Intervention de éric Dupond-Moretti

Réunion du mercredi 5 mai 2021 à 21h00
Commission des lois constitutionnelles, de la législation et de l'administration générale de la république

éric Dupond-Moretti, garde des sceaux :

Nous allons partir d'un triste constat : le secret professionnel, qui ne protège pas l'avocat, mais son client, est mort depuis longtemps ; tous ceux qui, comme moi, ont exercé la profession d'avocat le savent. Ils ont vu ce secret professionnel, pourtant essentiel, se déliter au point que certains estiment que le secret des sources ou le secret médical sont plus efficaces.
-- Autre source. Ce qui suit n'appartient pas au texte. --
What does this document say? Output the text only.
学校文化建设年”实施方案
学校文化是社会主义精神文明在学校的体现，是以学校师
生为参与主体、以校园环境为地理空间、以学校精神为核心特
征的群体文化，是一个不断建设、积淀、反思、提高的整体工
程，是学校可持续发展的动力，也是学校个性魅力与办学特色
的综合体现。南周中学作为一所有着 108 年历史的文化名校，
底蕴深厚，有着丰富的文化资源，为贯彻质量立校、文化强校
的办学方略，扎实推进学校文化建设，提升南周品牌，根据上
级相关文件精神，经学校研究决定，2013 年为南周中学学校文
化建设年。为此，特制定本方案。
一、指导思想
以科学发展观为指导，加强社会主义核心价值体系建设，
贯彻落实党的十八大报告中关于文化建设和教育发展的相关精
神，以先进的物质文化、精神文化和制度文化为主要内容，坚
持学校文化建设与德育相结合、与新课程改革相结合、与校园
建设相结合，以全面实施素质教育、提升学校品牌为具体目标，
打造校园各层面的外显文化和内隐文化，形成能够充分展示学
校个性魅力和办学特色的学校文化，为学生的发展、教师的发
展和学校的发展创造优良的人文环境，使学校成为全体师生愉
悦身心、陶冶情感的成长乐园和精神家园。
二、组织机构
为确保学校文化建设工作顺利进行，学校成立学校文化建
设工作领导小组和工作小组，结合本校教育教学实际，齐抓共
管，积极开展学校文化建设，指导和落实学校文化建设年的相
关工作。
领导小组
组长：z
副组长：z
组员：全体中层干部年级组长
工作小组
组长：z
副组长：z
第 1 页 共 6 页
Or il n'y a pas de défense sans secret : un homme ou une femme qui confie ses intérêts à un avocat doit avoir la certitude que ce qu'il lui dit ne sortira pas de l'enceinte où il l'a prononcé, quel que soit le lieu – palais de justice ou cabinet –, tout comme ce qui est transmis, écrit ou élaboré ensemble. Le cabinet d'un avocat ne doit pas devenir l'annexe du commissariat de police. Il doit être sacralisé.

J'ai voulu remplacer le terme « secret professionnel » par celui de « secret de la défense », pour rappeler à nos compatriotes qu'ils peuvent avoir confiance et que ce secret les protège. Pourquoi ce changement ? Car le secret médical ne protège pas le médecin, il protège le patient ; le secret des sources ne protège pas le journaliste, il protège la source. De la même façon, le secret de la défense doit protéger le client, qui peut tout dire à son avocat. Dit-il toujours la vérité ? C'est un autre problème ! Il ne s'agit pas de protéger l'avocat et, si l'avocat est suspecté d'avoir commis une infraction, il est normal qu'il soit traité comme n'importe quel justiciable.

Dès l'origine, nous avons imaginé des garanties qui n'existaient pas – ou plus – et qui sont très protectrices du secret de la défense. Beaucoup d'avocats nous ont interrogés sur leur application aux professionnels, autres que les avocats, qui conseillent, au sens juridique du terme – plus communément appelés conseils.

J'ai quelques réserves. Le sous-amendement présenté par le rapporteur vise des amendements qui ne protègent que les avocats et les autres professions du droit seront moins protégées. C'est un bémol, et ce n'est pas rien. Nous y avons beaucoup réfléchi avec les services.

Je suis également circonspect pour une autre raison : en cas de procédure pénale, une telle extension interdirait de procéder à la saisie de tout document dont l'avocat serait l'auteur, même en tant que conseil juridique, et ce même en dehors des cas où l'avocat lui-même pourrait être considéré comme auteur ou complice d'une infraction.

Je vais malgré tout émettre un avis de sagesse bienveillante car beaucoup de députés, de sensibilités différentes, sont très attachés à ces évolutions, tant concernant le secret de la défense que s'agissant des conseils.